Ki bu oyuncu Milli takımın en golcü, takımını sonuca taşıyan en gözde
ismi. Son gelişmeler ve söylemler garip değil de ne.
Hakanlar
kolay yetişmiyor. Değer saydıklarımızı sahip çıkmamız
gerek. Çünkü o tip şahsiyetler, örnek davranışlarıyla
gelecek nesle en güzel örnek teşkil etmektedir. Hakan’ın
paradan çok, arkadaşlarıyla birlikte olmak, onlarla
birlikte uyum içinde hareket etmesi,
takım sporlarında olması gereken en büyük olgu.

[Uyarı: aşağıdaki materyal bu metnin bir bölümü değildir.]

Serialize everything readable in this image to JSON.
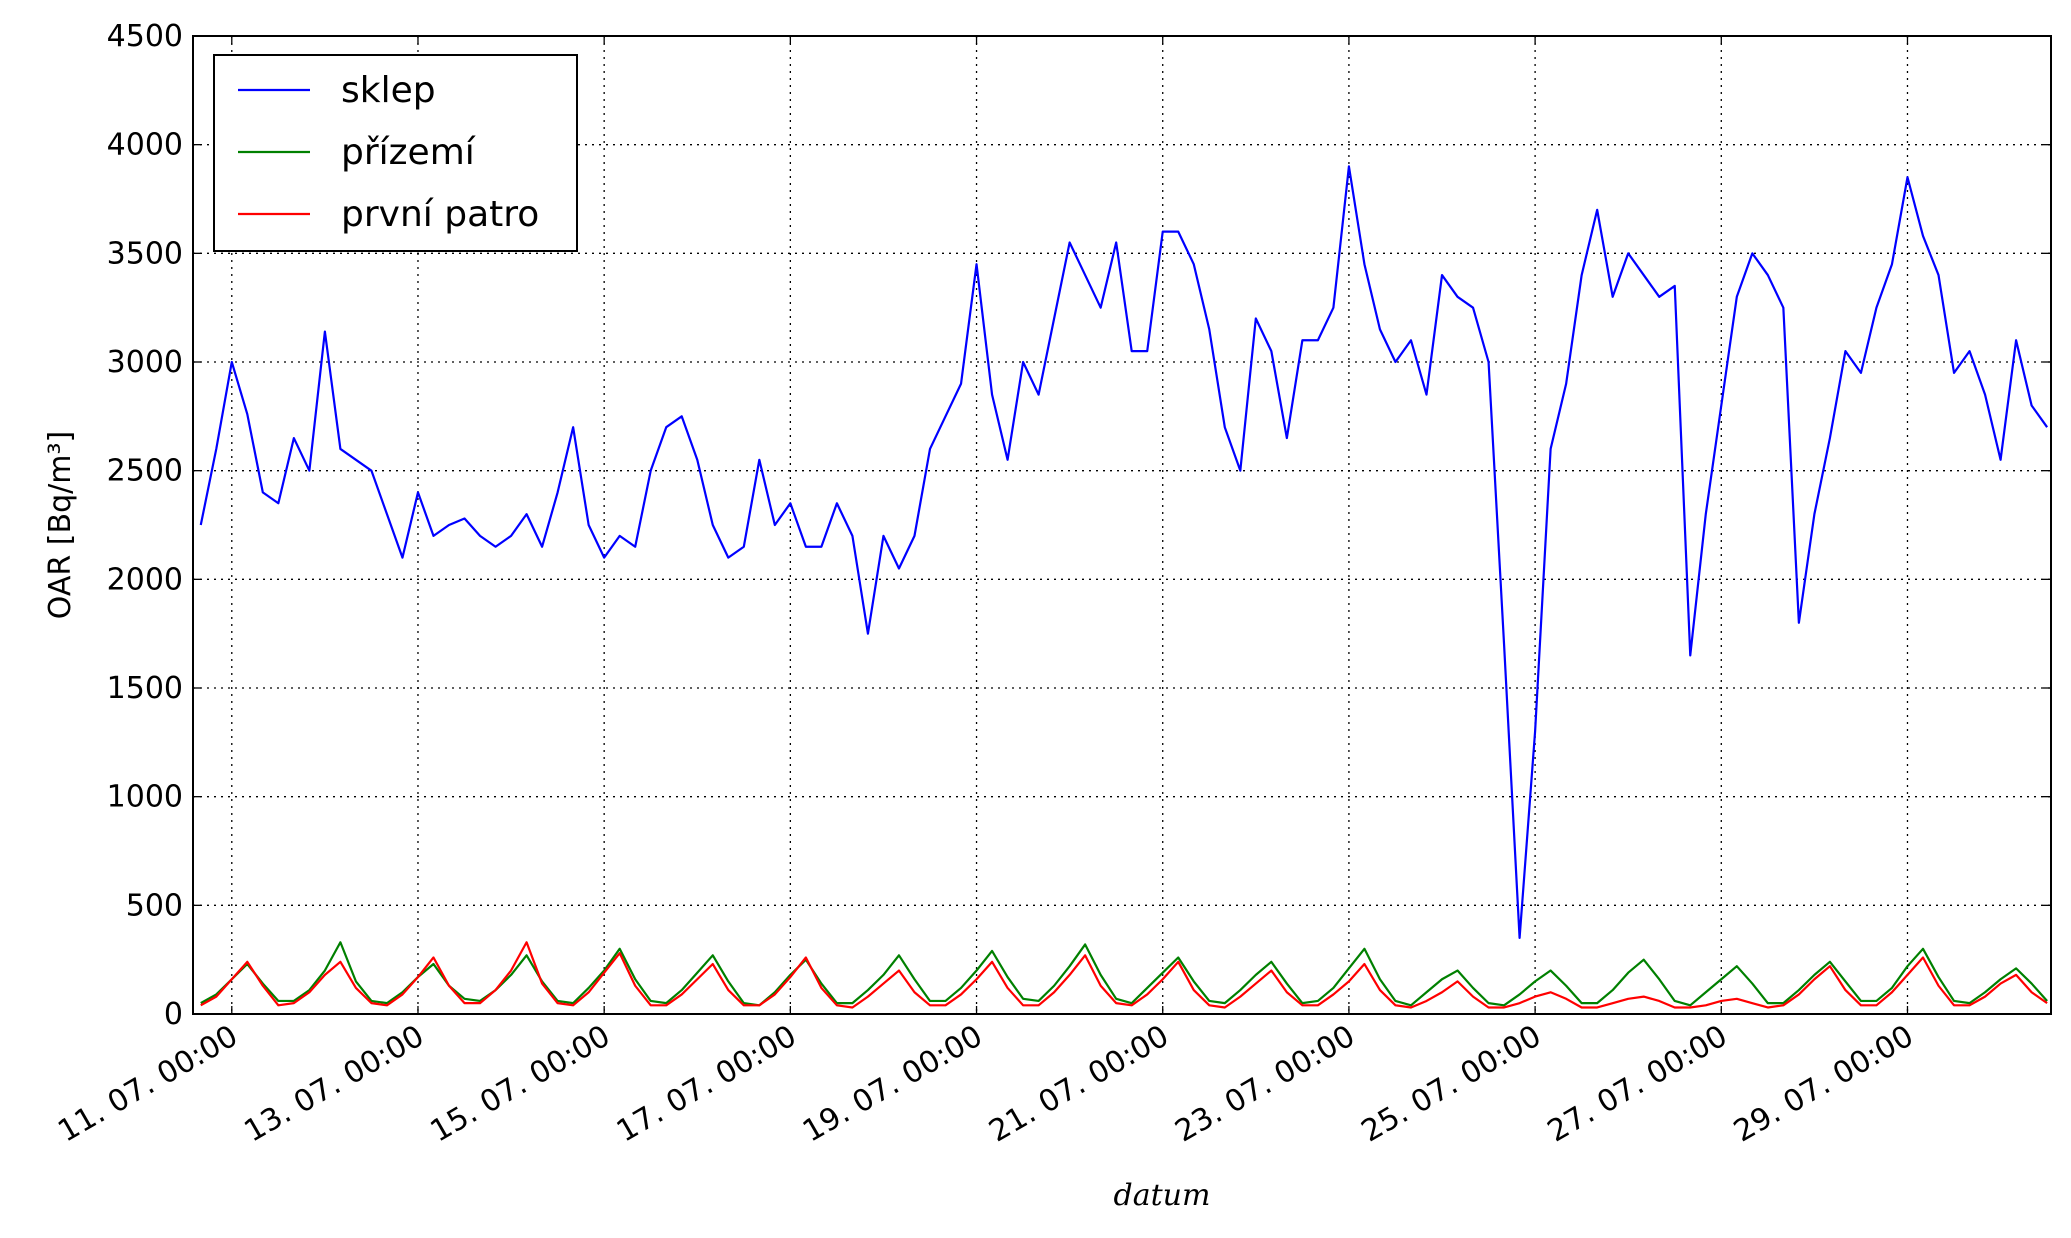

Bunu görmek ise ancak olaya şartlanmış, basma kalıp düşüncelerden
sıyrılmakla mümkün. Günümüzde bu tür yaklaşım,
özellikle magazinleşen bir basının renkli sayfalarının
sözde yazarları için hiç mi hiç mümkün değil. Oğuz
Dizer Hakan gerçeğini Nouma kadar olamadı başlıklı yazısıyla
sütununa taşırken, ‘Maç mı sattı, takım arkadaşlarını
mı sattı? Ahlaksızlığı mı vardı, bölücülük, grupçuluk
mu yaptı, sakatım diyerek görev den mi kaçtı? Ne yaptı
da Nauma kadar olamadı dışlandı?...’. Eminim ki sayın
Dizer, tahammül sınırını zorladı ama yinede sormadan
edemedi.
Hakanın
Sakarya’da başladığı futbol hayatını Bursa’da sürdürmesinde
büyük rol oynayan hocası Yılmaz
Vural, onun için ‘Türk futbolunun bugünlere
gelmesinin en önemli taşlarından biri tanımını’ yapıyor.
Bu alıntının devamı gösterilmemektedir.